<< Prev | TOC | Front Page | Talkback | FAQ | Next >>
...making Linux just a little more fun!
|
Perl One-Liner of the Month: The Adventure of the Runaway Files
By Ben Okopnik
|
- "Well, well - what have we here?"
Woomert Foonly had been working with his collection of rare airplanes, and
was concentrating on the finer details of turbocharger gate flows and jet
fuel cracking pressures. Nevertheless, the slight noise behind him that heralded
an unannounced visitor (Woomert could recognize Frink's step quite well) caused
him to instantly spin around and apply a hold from his Pentjak Silat
repertoire to the unfortunate sneak, causing the latter to resemble a fancy
pretzel (if pretzels could produce choked, squeaking sounds, that is). The
question was asked in calm, measured tones, but there was an obvious undertone
of "this hold could get much more painful very quickly, so don't waste
my time" that changed the helpless squeaking to slightly more useful words.
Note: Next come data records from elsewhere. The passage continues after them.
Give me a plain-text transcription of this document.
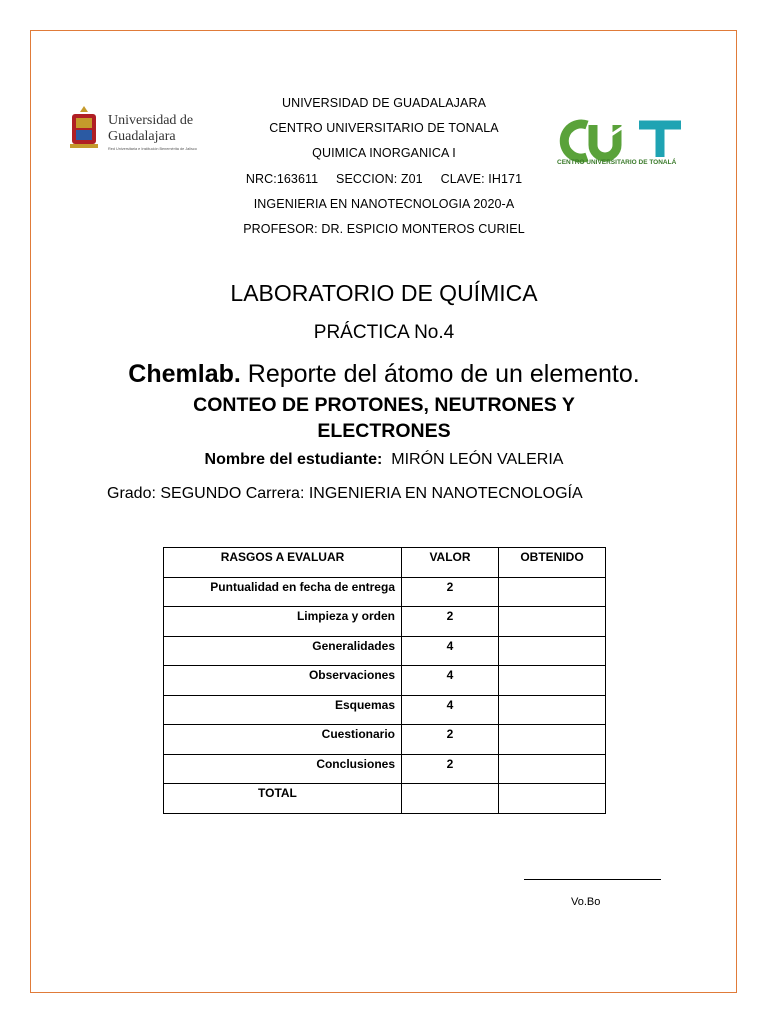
Universidad de
Guadalajara
Red Universitaria e Institución Benemérita de Jalisco
CENTRO UNIVERSITARIO DE TONALÁ
UNIVERSIDAD DE GUADALAJARA
CENTRO UNIVERSITARIO DE TONALA
QUIMICA INORGANICA I
NRC:163611     SECCION: Z01     CLAVE: IH171
INGENIERIA EN NANOTECNOLOGIA 2020-A
PROFESOR: DR. ESPICIO MONTEROS CURIEL
LABORATORIO DE QUÍMICA
PRÁCTICA No.4
Chemlab. Reporte del átomo de un elemento.
CONTEO DE PROTONES, NEUTRONES Y
ELECTRONES
Nombre del estudiante: MIRÓN LEÓN VALERIA
Grado: SEGUNDO Carrera: INGENIERIA EN NANOTECNOLOGÍA
RASGOS A EVALUAR	VALOR	OBTENIDO
Puntualidad en fecha de entrega	2	
Limpieza y orden	2	
Generalidades	4	
Observaciones	4	
Esquemas	4	
Cuestionario	2	
Conclusiones	2	
TOTAL		
Vo.Bo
- "Ow! I'm - ow! - sorry, Mr. Foonly, but I just had to come
see you! I've got this bad problem, and - ow, ow! - I really didn't want anybody
to know, and - ouch! - I didn't want to use the front door, 'cause somebody
might have spotted me! I didn't mean any - ow! - harm, really!"
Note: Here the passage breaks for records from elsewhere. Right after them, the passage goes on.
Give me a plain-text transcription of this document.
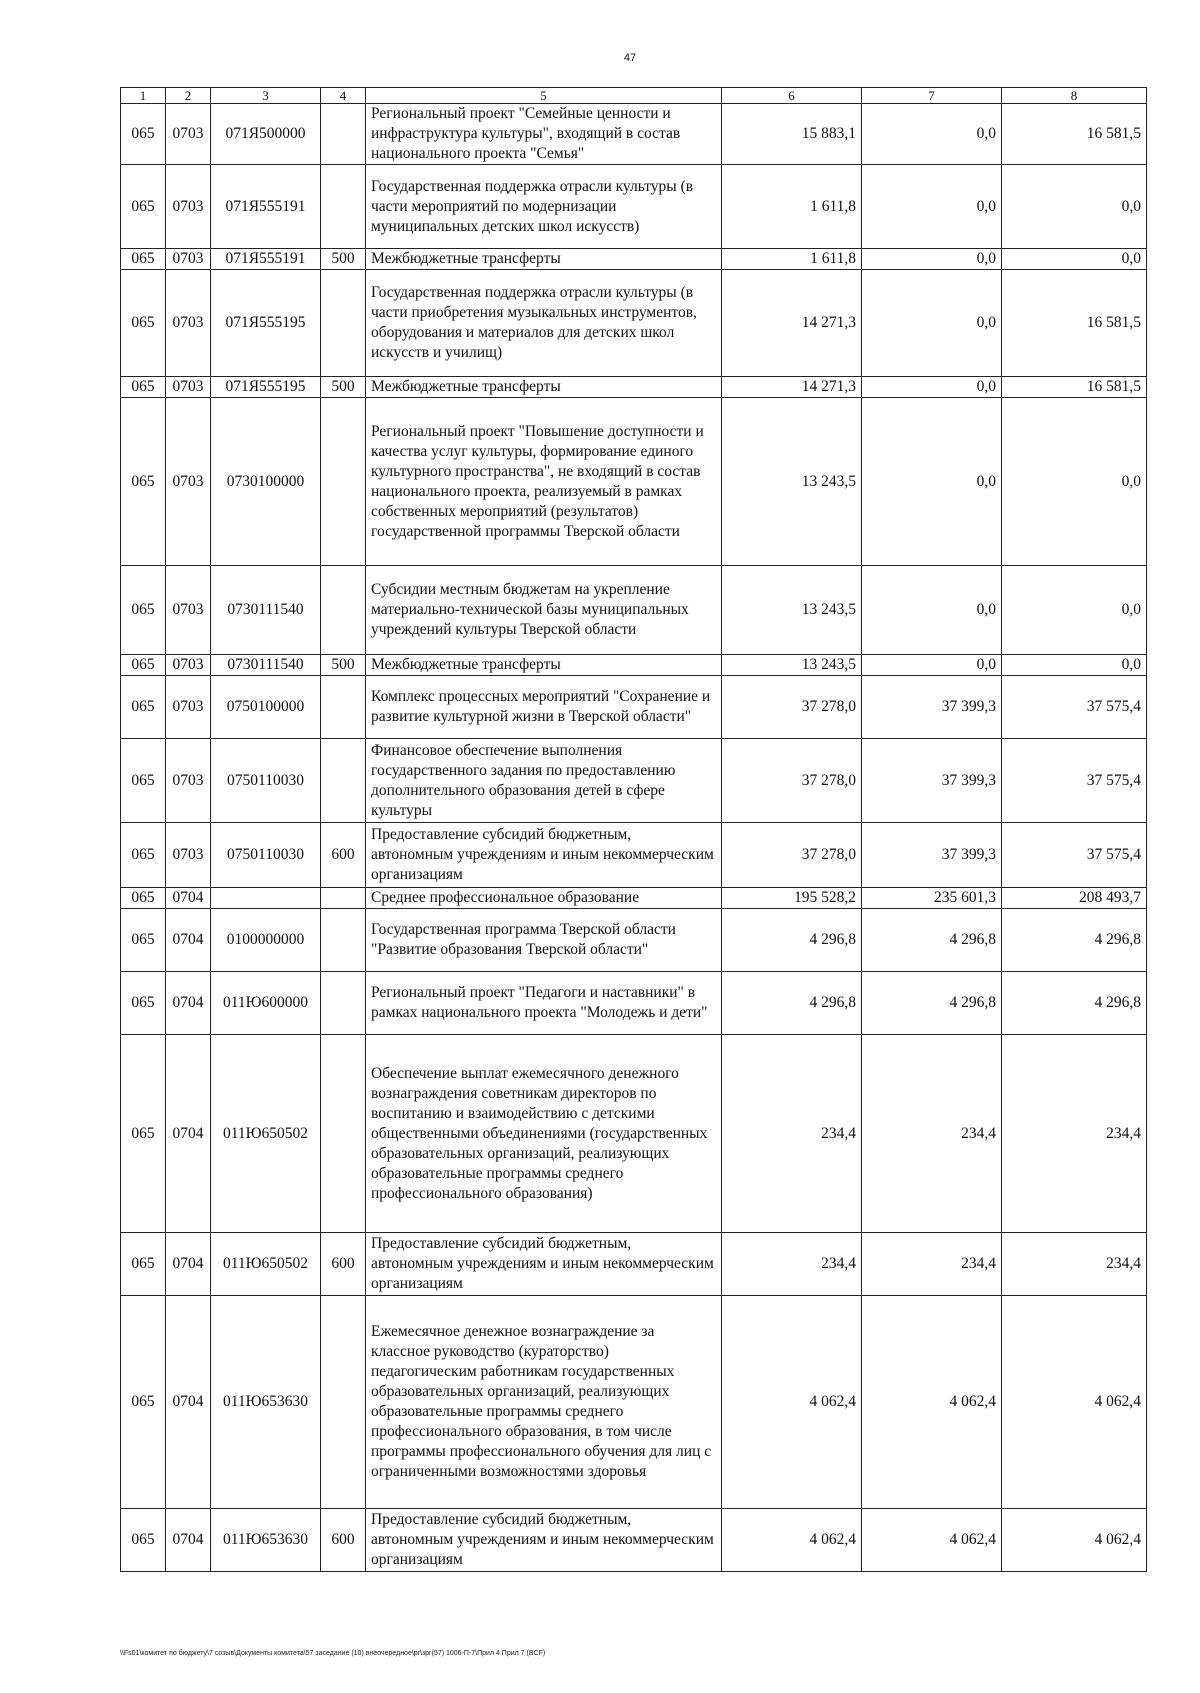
47
1	2	3	4	5	6	7	8
065	0703	071Я500000		Региональный проект "Семейные ценности и инфраструктура культуры", входящий в состав национального проекта "Семья"	15 883,1	0,0	16 581,5
065	0703	071Я555191		Государственная поддержка отрасли культуры (в части мероприятий по модернизации муниципальных детских школ искусств)	1 611,8	0,0	0,0
065	0703	071Я555191	500	Межбюджетные трансферты	1 611,8	0,0	0,0
065	0703	071Я555195		Государственная поддержка отрасли культуры (в части приобретения музыкальных инструментов, оборудования и материалов для детских школ искусств и училищ)	14 271,3	0,0	16 581,5
065	0703	071Я555195	500	Межбюджетные трансферты	14 271,3	0,0	16 581,5
065	0703	0730100000		Региональный проект "Повышение доступности и качества услуг культуры, формирование единого культурного пространства", не входящий в состав национального проекта, реализуемый в рамках собственных мероприятий (результатов) государственной программы Тверской области	13 243,5	0,0	0,0
065	0703	0730111540		Субсидии местным бюджетам на укрепление материально-технической базы муниципальных учреждений культуры Тверской области	13 243,5	0,0	0,0
065	0703	0730111540	500	Межбюджетные трансферты	13 243,5	0,0	0,0
065	0703	0750100000		Комплекс процессных мероприятий "Сохранение и развитие культурной жизни в Тверской области"	37 278,0	37 399,3	37 575,4
065	0703	0750110030		Финансовое обеспечение выполнения государственного задания по предоставлению дополнительного образования детей в сфере культуры	37 278,0	37 399,3	37 575,4
065	0703	0750110030	600	Предоставление субсидий бюджетным, автономным учреждениям и иным некоммерческим организациям	37 278,0	37 399,3	37 575,4
065	0704			Среднее профессиональное образование	195 528,2	235 601,3	208 493,7
065	0704	0100000000		Государственная программа Тверской области "Развитие образования Тверской области"	4 296,8	4 296,8	4 296,8
065	0704	011Ю600000		Региональный проект "Педагоги и наставники" в рамках национального проекта "Молодежь и дети"	4 296,8	4 296,8	4 296,8
065	0704	011Ю650502		Обеспечение выплат ежемесячного денежного вознаграждения советникам директоров по воспитанию и взаимодействию с детскими общественными объединениями (государственных образовательных организаций, реализующих образовательные программы среднего профессионального образования)	234,4	234,4	234,4
065	0704	011Ю650502	600	Предоставление субсидий бюджетным, автономным учреждениям и иным некоммерческим организациям	234,4	234,4	234,4
065	0704	011Ю653630		Ежемесячное денежное вознаграждение за классное руководство (кураторство) педагогическим работникам государственных образовательных организаций, реализующих образовательные программы среднего профессионального образования, в том числе программы профессионального обучения для лиц с ограниченными возможностями здоровья	4 062,4	4 062,4	4 062,4
065	0704	011Ю653630	600	Предоставление субсидий бюджетным, автономным учреждениям и иным некоммерческим организациям	4 062,4	4 062,4	4 062,4
\\Fs01\комитет по бюджету\7 созыв\Документы комитета\57 заседание (10) внеочередное\pr\зрг(57) 1006-П-7\Прил 4 Прил 7 (BCF)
Woomert sighed and released his grip, then helped the stranger untangle
himself, since he clearly would not be able to, for example, untie his left
shoelace from his right wrist - especially since it was tied behind his back.
He smiled briefly to himself while working; the old skills were still in
shape, and would be there when he really needed them.
- "Next time, I suggest calling or emailing me ahead of time. The
Zigamorph Gang, whom I helped apprehend when I solved the Bank Round-Downs
Mystery, is out of prison and threatening various sorts of mayhem; I can
handle them and their plotting, but it's just not a smart idea to sneak up
on me right now - or at any time. Who are you, anyway?"
The visitor shook himself and made a forlorn attempt at straightening out
his rumpled jacket. Since it now resembled a piece of wrung-out laundry, he
gave up after a few moments and shook his head mournfully.
- "Well... my name is Willard Furrfu. You see, Mr. Foonly, I'm working
as a data entry operator, but I've been trying to learn some programming skills
after work so I can get ahead. I've managed to install a C compiler in my
home directory, and I've been experimenting with loops... and I managed to
really screw things up. I'm hoping you can help me, because if anybody
finds out what happened, I'm toast!"
While Willard was talking, Woomert quickly cleaned up his workbench and
closed the plane's cowling. When he was done, he beckoned his guest out of
the hangar and into the house. Once inside, he started a pot of tea, then
sat down and examined his guest.
- "Tell me exactly what happened."
- "Well... I'm not really certain. I wanted to practice some of the
stuff I've learned by copying an existing file to a random filename one line
at a time; unfortunately, it seems like the function that I wrote looped
over the file creation subroutine as well as the line copy function. It took
me only a few seconds to realize it and kill the process, but there are now
thousands and thousands of files in my home directory where there used to
be only fifty or sixty! Worse yet, given the naming scheme for the valid
files, it's impossible to tell which ones they are - the names look kinda
random in the first place - and I can't even imagine doing this by hand,
it's impossible. I don't mind telling you, Mr. Foonly, that I'm in a panic.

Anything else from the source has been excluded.